イベントレポート用の文字起こしにWhisperを使ってみたら最高だった

2023年12月2日掲載

キービジュアル

ソフトバンクで技術広報などを担当している寺尾です。

ソフトバンク アドベントカレンダー2023 の 2日目の記事です

先日、SoftBank Tech Nightを開催して、イベントレポートを書きました。その時に、ざーっとどんな話が合ったのかを振り返るのに動画だけだと見直すのに時間がかかります。2時間のイベントだったので、倍速で見ても1時間、話を聞いているともっとかかります。

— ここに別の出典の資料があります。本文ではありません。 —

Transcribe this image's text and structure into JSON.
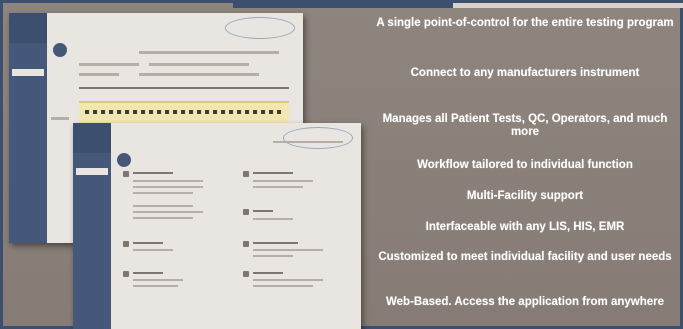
{
  "features": [
    "A single point-of-control for the entire testing program",
    "Connect to any manufacturers instrument",
    "Manages all Patient Tests, QC, Operators, and much more",
    "Workflow tailored to individual function",
    "Multi-Facility support",
    "Interfaceable with any LIS, HIS, EMR",
    "Customized to meet individual facility and user needs",
    "Web-Based. Access the application from anywhere"
  ],
  "colors": {
    "background": "#8a8079",
    "border": "#3d4f6e",
    "sidebar": "#45587a",
    "highlight": "#f2e7b0"
  }
}
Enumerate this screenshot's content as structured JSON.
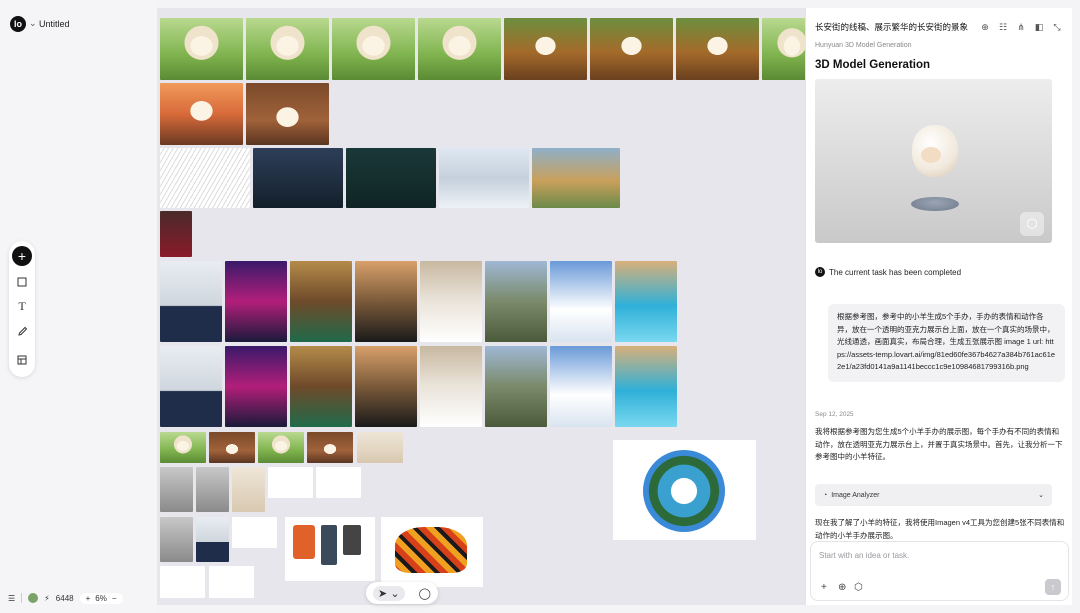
{
  "app": {
    "logo_glyph": "lo",
    "project_title": "Untitled"
  },
  "toolbar": {
    "add_icon": "plus-icon",
    "rect_icon": "square-icon",
    "text_icon": "text-icon",
    "pen_icon": "pencil-icon",
    "frame_icon": "frame-icon"
  },
  "bottom_bar": {
    "credits": "6448",
    "zoom_out": "+",
    "zoom_level": "6%",
    "zoom_in": "−"
  },
  "canvas_tools": {
    "select_icon": "cursor-arrow-icon",
    "comment_icon": "comment-icon"
  },
  "panel": {
    "title": "长安街的线稿、展示繁华的长安街的景象",
    "model_source": "Hunyuan 3D Model Generation",
    "model_heading": "3D Model Generation",
    "completed_text": "The current task has been completed",
    "user_message": "根据参考图，参考中的小羊生成5个手办，手办的表情和动作各异，放在一个透明的亚克力展示台上面，放在一个真实的场景中，光线通透，画面真实，布局合理，生成五张展示图 image 1 url: https://assets-temp.lovart.ai/img/81ed60fe367b4627a384b761ac61e2e1/a23fd0141a9a1141beccc1c9e10984681799316b.png",
    "message_date": "Sep 12, 2025",
    "ai_text_1": "我将根据参考图为您生成5个小羊手办的展示图，每个手办有不同的表情和动作，放在透明亚克力展示台上，并置于真实场景中。首先，让我分析一下参考图中的小羊特征。",
    "tool_card_label": "Image Analyzer",
    "ai_text_2": "现在我了解了小羊的特征，我将使用Imagen v4工具为您创建5张不同表情和动作的小羊手办展示图。",
    "composer_placeholder": "Start with an idea or task."
  }
}
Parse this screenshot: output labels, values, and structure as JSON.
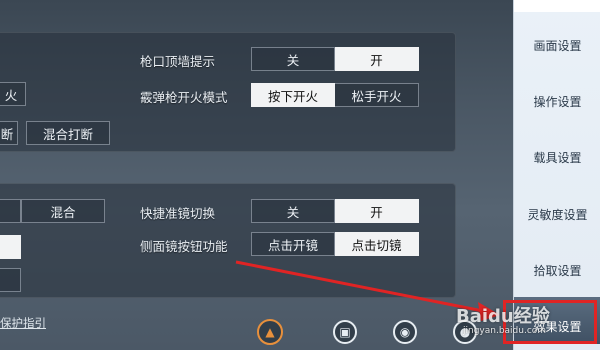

ですが、テキストで残っていればすぐにざーっと確認出来てとても楽です。場所さえ分かればそこの場面だけ聞き直すことも出来るので、精度もある程度有れば構いません。

そこで、OpenAI Whisperを使って文字起こしをしてみました。

この記事ではWhisperを使ってみていくつかつまづいた点もあるので、使い方を解説していきます。

目次

  • OpenAI Whisperを手早く使いたいと思っている人向けに書きます
  • 環境はMacを想定して書きますが、他の環境でも近いことは出来るはずです
  • 環境構築コストを減らすためにcURLコマンドで実行します

はじめに

OpenAI Whisperは、OpenAIが提供している自動音声認識 (ASR) システムです。Web から収集された 680,000 時間の多言語およびマルチタスク監視データに基づいてトレーニングされています。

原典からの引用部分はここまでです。